Eventually, the militias rose and cast off the yoke of empire.
America was still a nascent, relatively poor country. They had muskets, provided by England, and later France, but to keep a standing army in an agricultural society was untenable. Someone had to grow the food, after all. And there wasn’t enough money to pay and equip a standing army.
Enter, stage left, the well regulated militia. Keeping the country safe from enemies, foreign and domestic. Foreign invasion was still an ongoing, lethal consideration. The French had troops in what is now Canada, and the Spanish had a large presence in South America. Plus, there were the original Americans, who weren’t all that keen on giving up huge portions of territory to the interlopers.
When George Washington was inaugurated the Continental Army numbered 595 men. The well regulated militia, now organized as a national militia, instead of separate bodies controlled at the state level, made up the bulk of the armed forces.

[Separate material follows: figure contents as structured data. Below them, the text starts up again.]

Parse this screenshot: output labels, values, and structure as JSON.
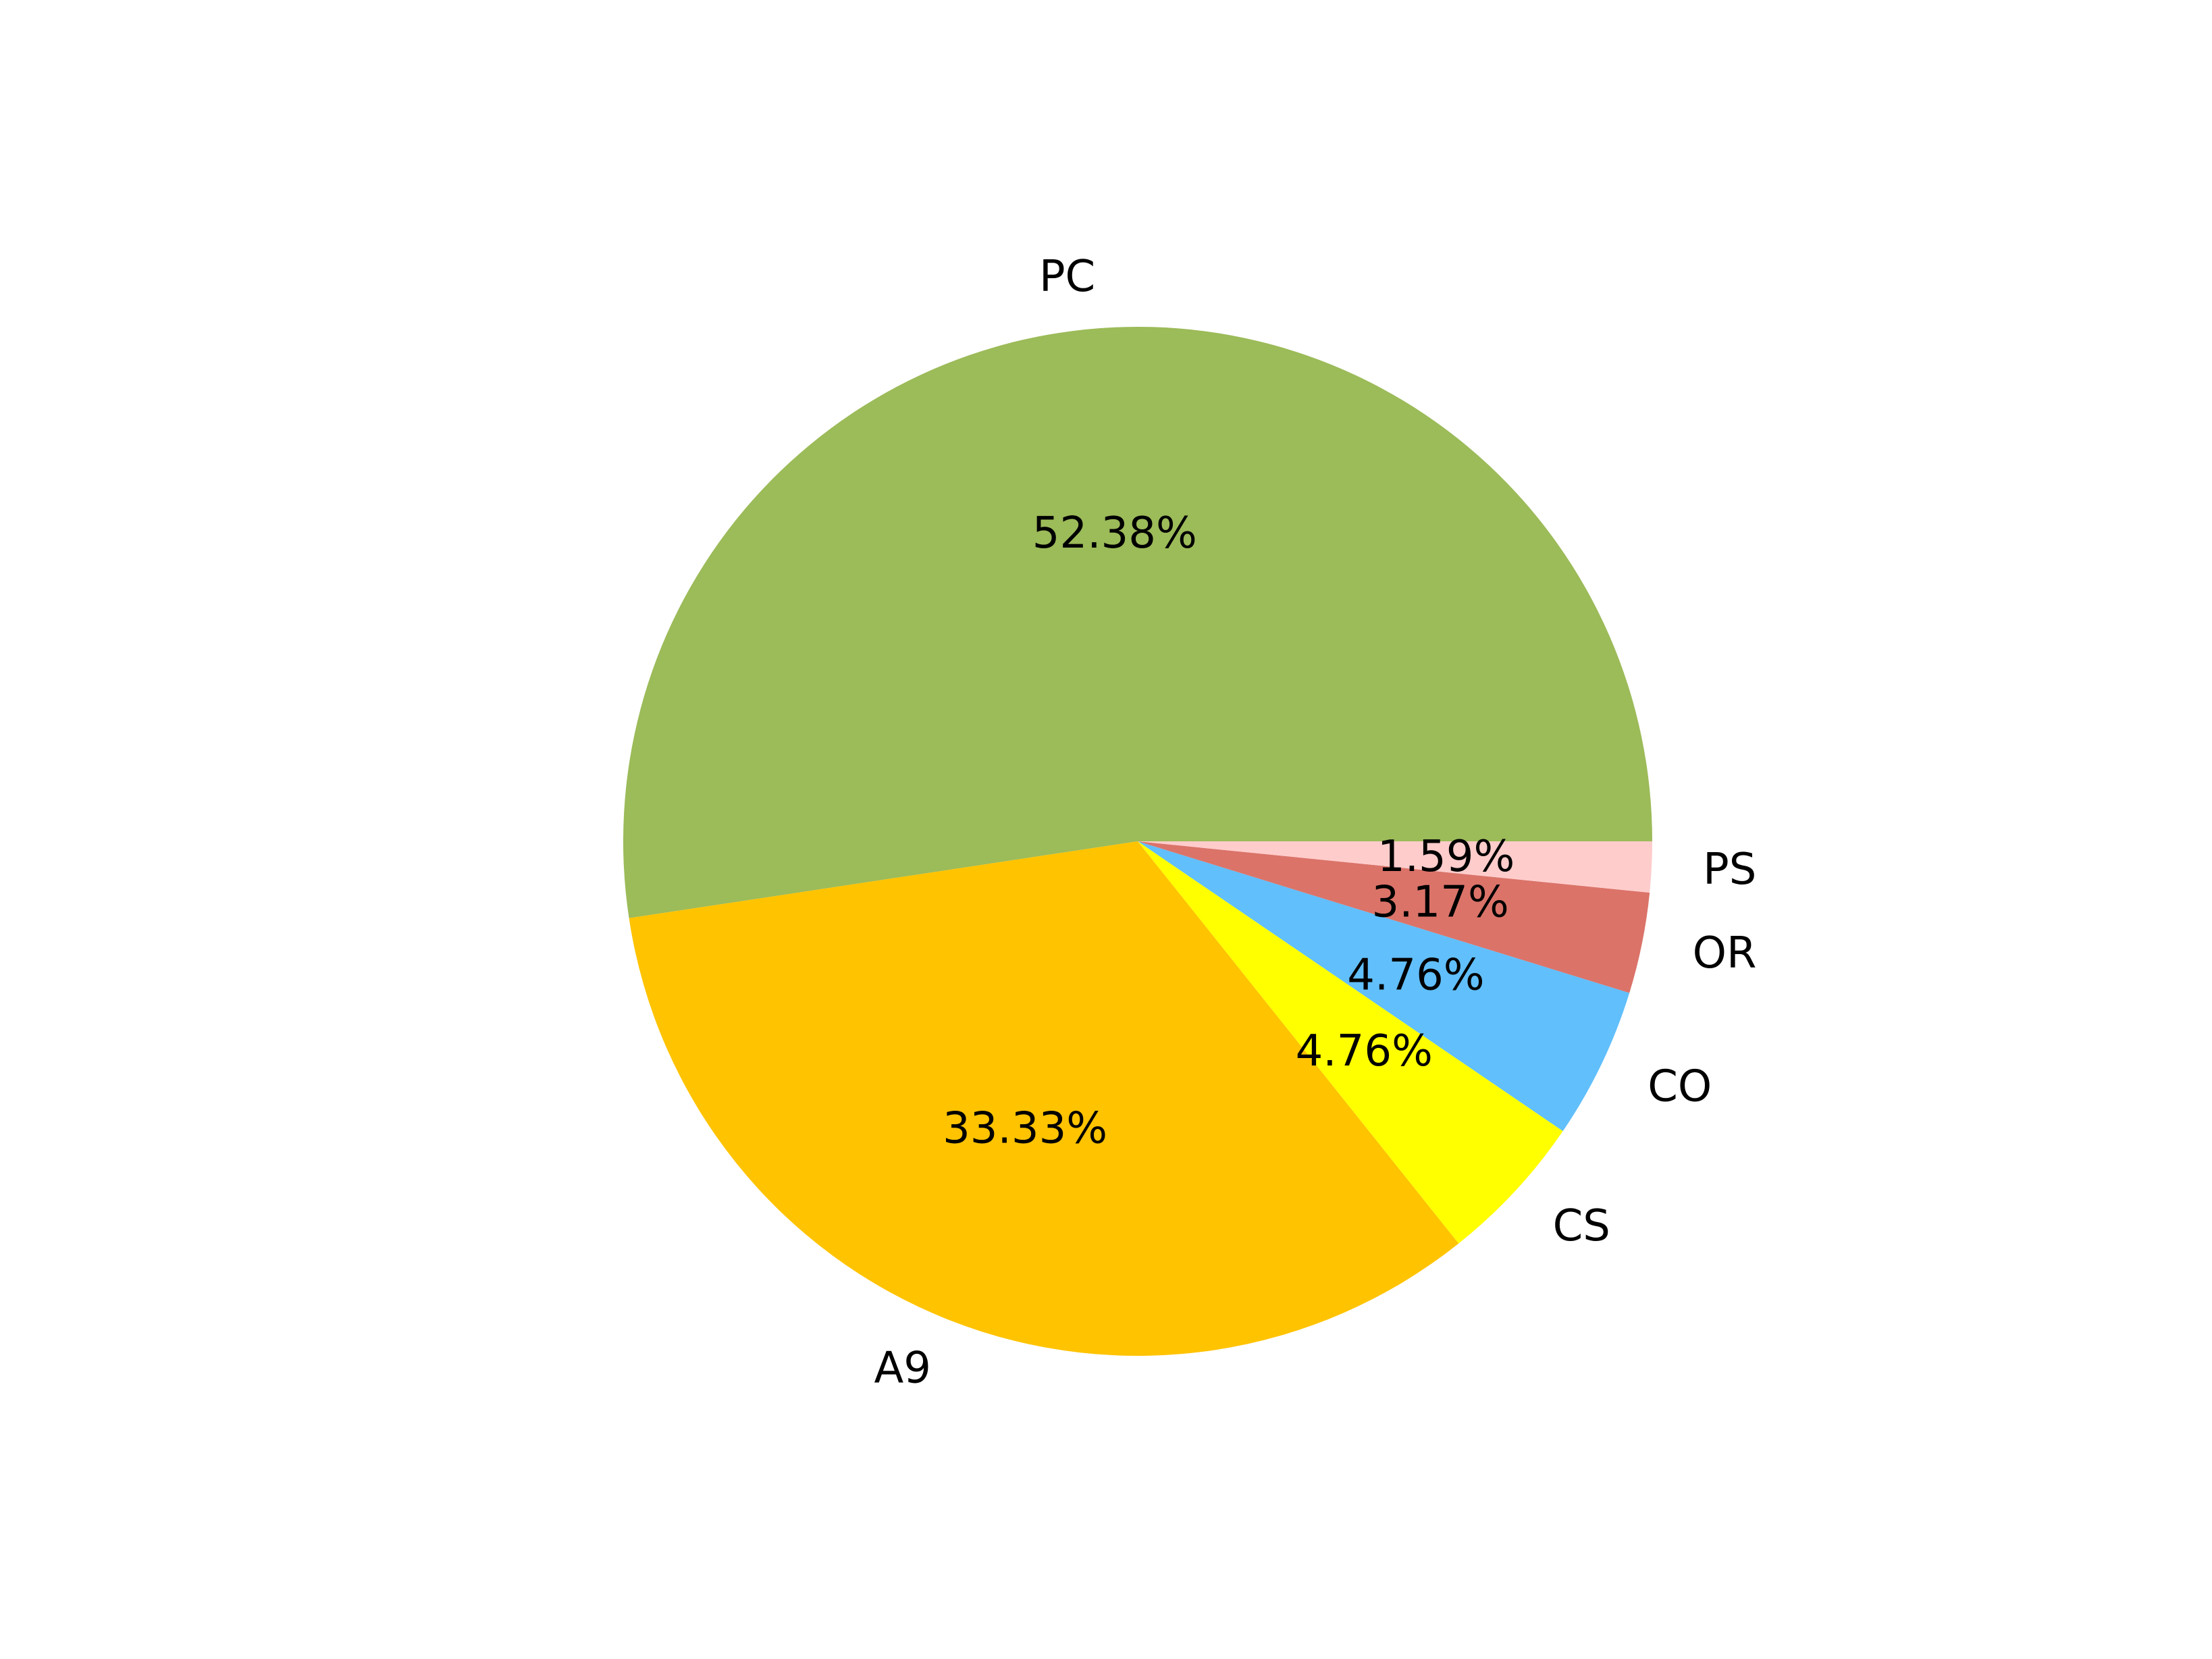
{
  "chart_data": {
    "type": "pie",
    "title": "",
    "start_angle_deg": 0,
    "direction": "counterclockwise-from-east-going-up",
    "slices": [
      {
        "label": "PC",
        "percent_label": "52.38%",
        "value": 52.38,
        "color": "#9cbb59"
      },
      {
        "label": "A9",
        "percent_label": "33.33%",
        "value": 33.33,
        "color": "#ffc300"
      },
      {
        "label": "CS",
        "percent_label": "4.76%",
        "value": 4.76,
        "color": "#ffff00"
      },
      {
        "label": "CO",
        "percent_label": "4.76%",
        "value": 4.76,
        "color": "#61bffb"
      },
      {
        "label": "OR",
        "percent_label": "3.17%",
        "value": 3.17,
        "color": "#db7369"
      },
      {
        "label": "PS",
        "percent_label": "1.59%",
        "value": 1.59,
        "color": "#fecccb"
      }
    ]
  }
}
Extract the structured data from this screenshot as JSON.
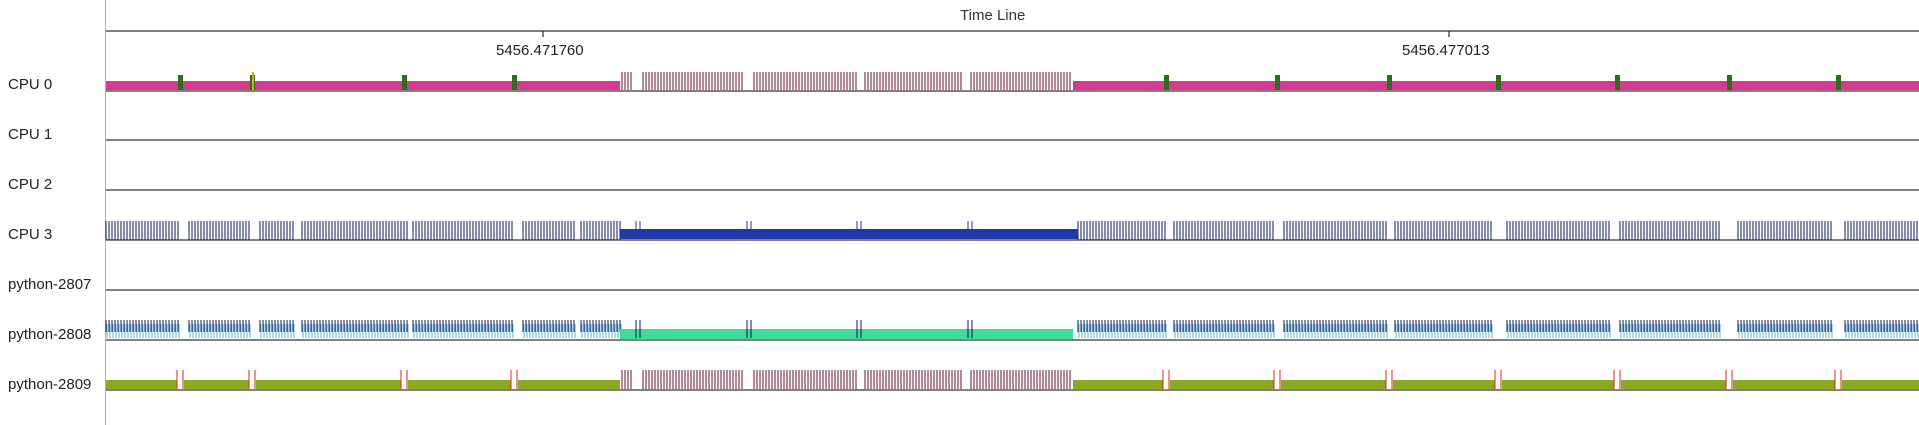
{
  "timeline": {
    "title": "Time Line",
    "ticks": [
      "5456.471760",
      "5456.477013"
    ]
  },
  "rows": [
    {
      "label": "CPU 0",
      "color": "#d63a90",
      "activity": "busy-with-periodic-events"
    },
    {
      "label": "CPU 1",
      "color": "#000000",
      "activity": "idle"
    },
    {
      "label": "CPU 2",
      "color": "#000000",
      "activity": "idle"
    },
    {
      "label": "CPU 3",
      "color": "#1f3aa8",
      "activity": "dense-events-with-busy-span"
    },
    {
      "label": "python-2807",
      "color": "#000000",
      "activity": "idle"
    },
    {
      "label": "python-2808",
      "color": "#3ddc99",
      "activity": "dense-events-with-busy-span"
    },
    {
      "label": "python-2809",
      "color": "#8aa820",
      "activity": "busy-with-periodic-events"
    }
  ],
  "colors": {
    "cpu0_bar": "#d63a90",
    "cpu0_marker": "#2e6b1f",
    "cpu3_ticks": "#0d1a5c",
    "cpu3_bar": "#1f3aa8",
    "p2808_ticks": "#0d1a5c",
    "p2808_inner": "#5ab4d6",
    "p2808_bar": "#3ddc99",
    "p2809_bar": "#8aa820",
    "p2809_marker": "#e02020",
    "dense_ticks": "#6b0f2a",
    "axis": "#000000"
  }
}
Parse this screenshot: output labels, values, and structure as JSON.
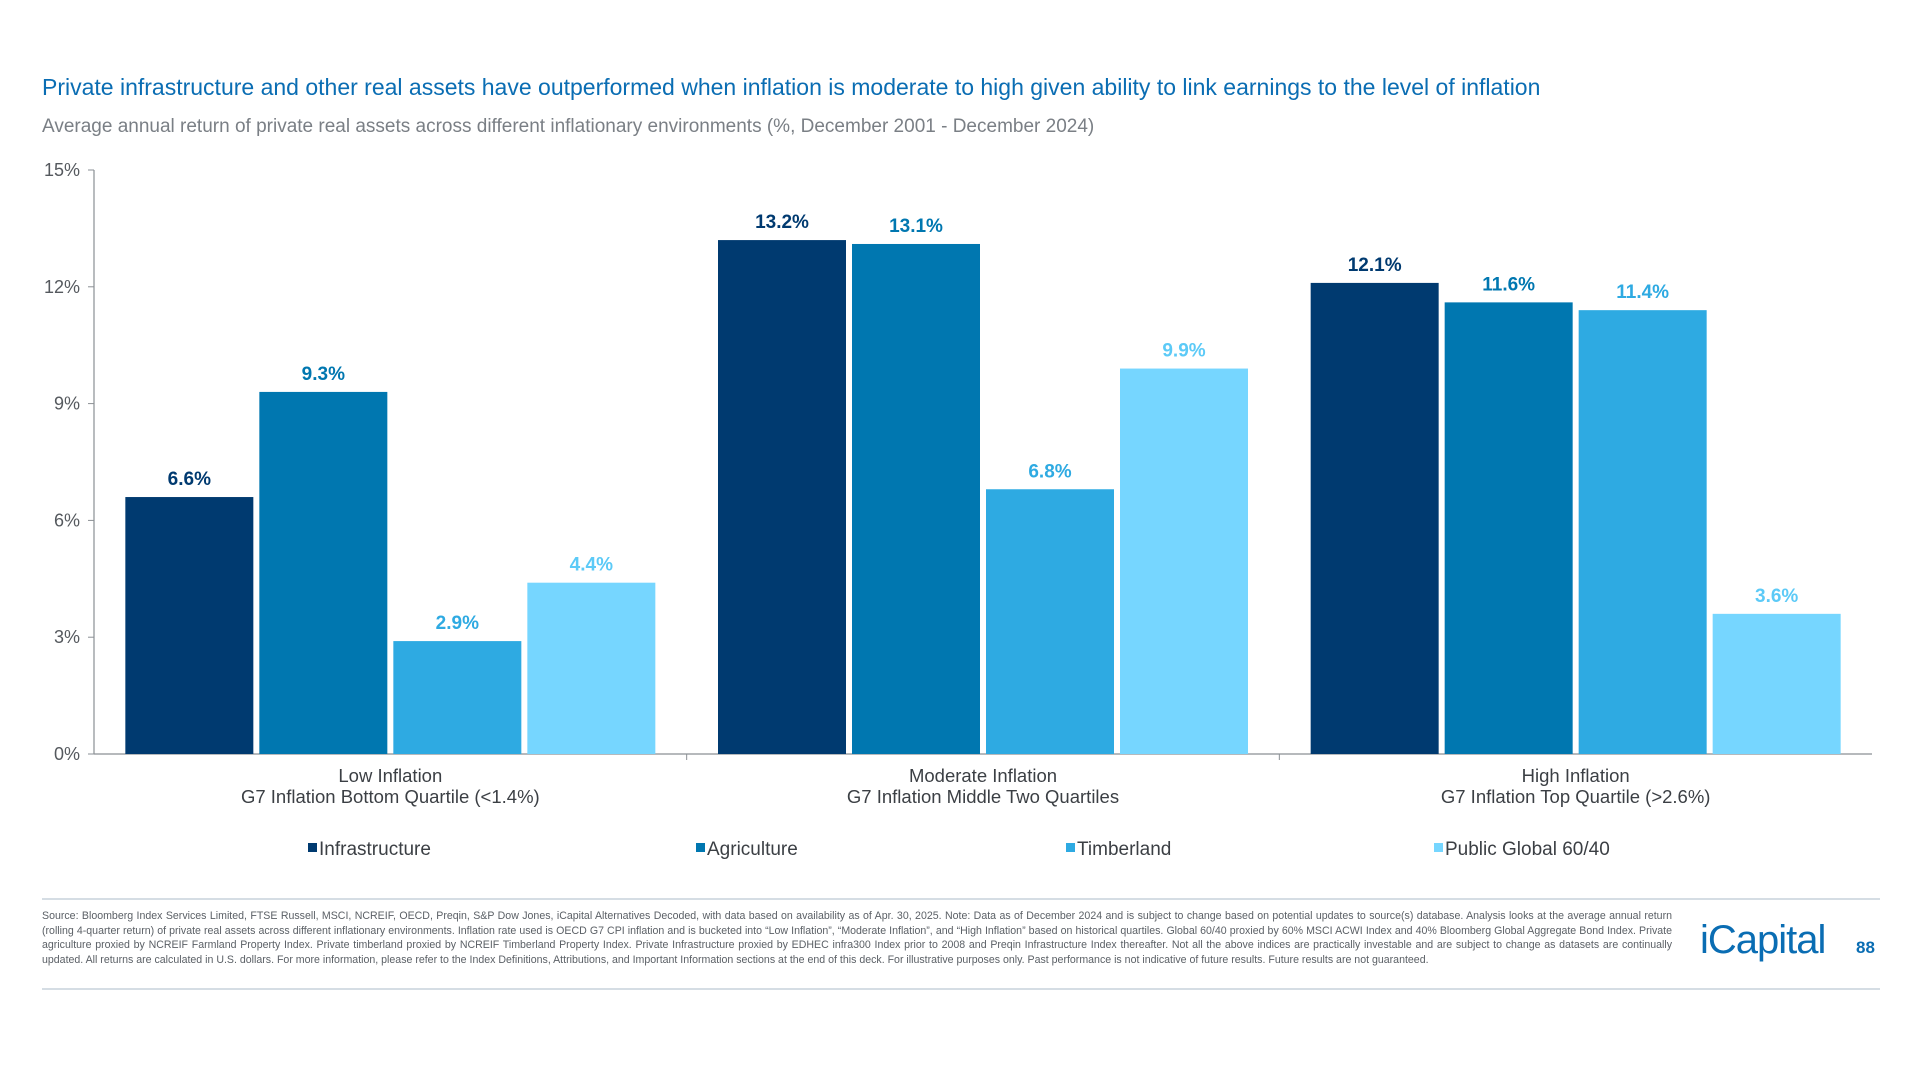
{
  "title": "Private infrastructure and other real assets have outperformed when inflation is moderate to high given ability to link earnings to the level of inflation",
  "subtitle": "Average annual return of private real assets across different inflationary environments (%, December 2001 - December 2024)",
  "chart_data": {
    "type": "bar",
    "categories": [
      [
        "Low Inflation",
        "G7 Inflation Bottom Quartile (<1.4%)"
      ],
      [
        "Moderate Inflation",
        "G7 Inflation Middle Two Quartiles"
      ],
      [
        "High Inflation",
        "G7 Inflation Top Quartile (>2.6%)"
      ]
    ],
    "series": [
      {
        "name": "Infrastructure",
        "color": "#003a70",
        "values": [
          6.6,
          13.2,
          12.1
        ],
        "labels": [
          "6.6%",
          "13.2%",
          "12.1%"
        ]
      },
      {
        "name": "Agriculture",
        "color": "#0077b0",
        "values": [
          9.3,
          13.1,
          11.6
        ],
        "labels": [
          "9.3%",
          "13.1%",
          "11.6%"
        ]
      },
      {
        "name": "Timberland",
        "color": "#2eaae2",
        "values": [
          2.9,
          6.8,
          11.4
        ],
        "labels": [
          "2.9%",
          "6.8%",
          "11.4%"
        ]
      },
      {
        "name": "Public Global 60/40",
        "color": "#76d6ff",
        "values": [
          4.4,
          9.9,
          3.6
        ],
        "labels": [
          "4.4%",
          "9.9%",
          "3.6%"
        ]
      }
    ],
    "yticks": [
      "0%",
      "3%",
      "6%",
      "9%",
      "12%",
      "15%"
    ],
    "ylim": [
      0,
      15
    ],
    "grid": false,
    "legend_placement": "bottom"
  },
  "footnote": "Source: Bloomberg Index Services Limited, FTSE Russell, MSCI, NCREIF, OECD, Preqin, S&P Dow Jones, iCapital Alternatives Decoded, with data based on availability as of Apr. 30, 2025. Note: Data as of December 2024 and is subject to change based on potential updates to source(s) database. Analysis looks at the average annual return (rolling 4-quarter return) of private real assets across different inflationary environments. Inflation rate used is OECD G7 CPI inflation and is bucketed into “Low Inflation”, “Moderate Inflation”, and “High Inflation” based on historical quartiles. Global 60/40 proxied by 60% MSCI ACWI Index and 40% Bloomberg Global Aggregate Bond Index. Private agriculture proxied by NCREIF Farmland Property Index. Private timberland proxied by NCREIF Timberland Property Index. Private Infrastructure proxied by EDHEC infra300 Index prior to 2008 and Preqin Infrastructure Index thereafter. Not all the above indices are practically investable and are subject to change as datasets are continually updated. All returns are calculated in U.S. dollars. For more information, please refer to the Index Definitions, Attributions, and Important Information sections at the end of this deck. For illustrative purposes only. Past performance is not indicative of future results. Future results are not guaranteed.",
  "logo": "iCapital",
  "page_number": "88"
}
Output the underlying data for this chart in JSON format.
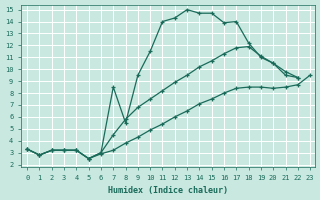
{
  "xlabel": "Humidex (Indice chaleur)",
  "bg_color": "#c8e8e0",
  "grid_color": "#b8d8d0",
  "line_color": "#1a6b5a",
  "xlim_min": -0.5,
  "xlim_max": 23.4,
  "ylim_min": 1.8,
  "ylim_max": 15.4,
  "xticks": [
    0,
    1,
    2,
    3,
    4,
    5,
    6,
    7,
    8,
    9,
    10,
    11,
    12,
    13,
    14,
    15,
    16,
    17,
    18,
    19,
    20,
    21,
    22,
    23
  ],
  "yticks": [
    2,
    3,
    4,
    5,
    6,
    7,
    8,
    9,
    10,
    11,
    12,
    13,
    14,
    15
  ],
  "line1_x": [
    0,
    1,
    2,
    3,
    4,
    5,
    6,
    7,
    8,
    9,
    10,
    11,
    12,
    13,
    14,
    15,
    16,
    17,
    18,
    19,
    20,
    21,
    22
  ],
  "line1_y": [
    3.3,
    2.8,
    3.2,
    3.2,
    3.2,
    2.5,
    3.0,
    8.5,
    5.5,
    9.5,
    11.5,
    14.0,
    14.3,
    15.0,
    14.7,
    14.7,
    13.9,
    14.0,
    12.2,
    11.0,
    10.5,
    9.5,
    9.3
  ],
  "line2_x": [
    0,
    1,
    2,
    3,
    4,
    5,
    6,
    7,
    8,
    9,
    10,
    11,
    12,
    13,
    14,
    15,
    16,
    17,
    18,
    19,
    20,
    21,
    22
  ],
  "line2_y": [
    3.3,
    2.8,
    3.2,
    3.2,
    3.2,
    2.5,
    3.0,
    4.5,
    5.8,
    6.8,
    7.5,
    8.2,
    8.9,
    9.5,
    10.2,
    10.7,
    11.3,
    11.8,
    11.9,
    11.1,
    10.5,
    9.8,
    9.3
  ],
  "line3_x": [
    0,
    1,
    2,
    3,
    4,
    5,
    6,
    7,
    8,
    9,
    10,
    11,
    12,
    13,
    14,
    15,
    16,
    17,
    18,
    19,
    20,
    21,
    22,
    23
  ],
  "line3_y": [
    3.3,
    2.8,
    3.2,
    3.2,
    3.2,
    2.5,
    2.9,
    3.2,
    3.8,
    4.3,
    4.9,
    5.4,
    6.0,
    6.5,
    7.1,
    7.5,
    8.0,
    8.4,
    8.5,
    8.5,
    8.4,
    8.5,
    8.7,
    9.5
  ]
}
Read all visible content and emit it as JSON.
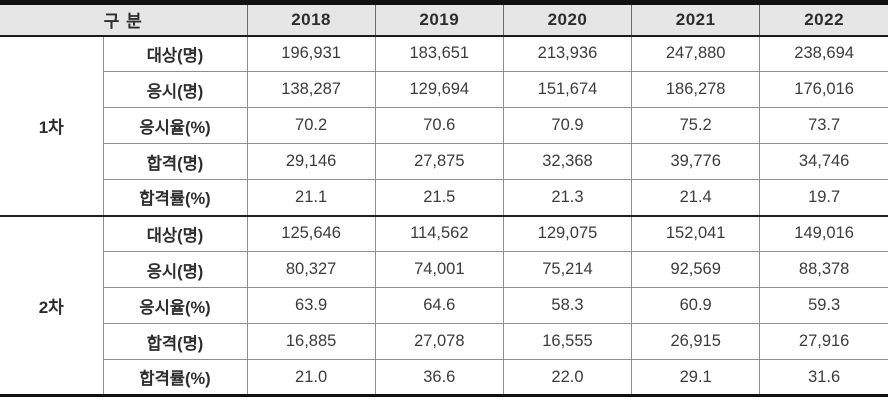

Time and technology have changed everything. The militia is a thing of the past, like the sailing ships that sealed off the British at Yorktown. It has been replaced by an enormous, expensive, well trained and heavily equipped standing army.
Of course, the founding fathers had no way of knowing this would happen. They wrote the constitution and the amendments in a world of smooth bore muskets, a world where horse travel was still the quickest way to get anywhere.
Essentially, the whole 2nd amendment revolves around the first part of the sentence, the well regulated militia being necessary. Once that was no longer true, the rest became irrelevant.
It is difficult to believe the framers of the constitution were envisioning a world where people carried guns into Applebee’s in the name of protecting our freedoms.
There are times I see people walking through the grocery store with a pistol holstered at their side and wonder what they find so threatening. What scenario plays out in their grocery shopping plan that requires a loaded pistol? Most times I worry much more about the “good guys with a gun” than whatever drove them to the state of fear that forced them to spend the money to arm themselves.
Where, in the twenty-seven words of the 2nd amendment does it say carry a gun everywhere? How does a pistol at Piggly Wiggly provide the security necessary for a free state?
I wish the authors of the constitution would have been more explicit, “we need an organized body of armed men to keep us safe from attack, we don’t need everybody to buy and carry all the guns they can. Nobody needs that.” I’m sure somebody would find a loophole there, though. Commonsense gun laws are a pipedream, but the alternative is turning into a nightmare.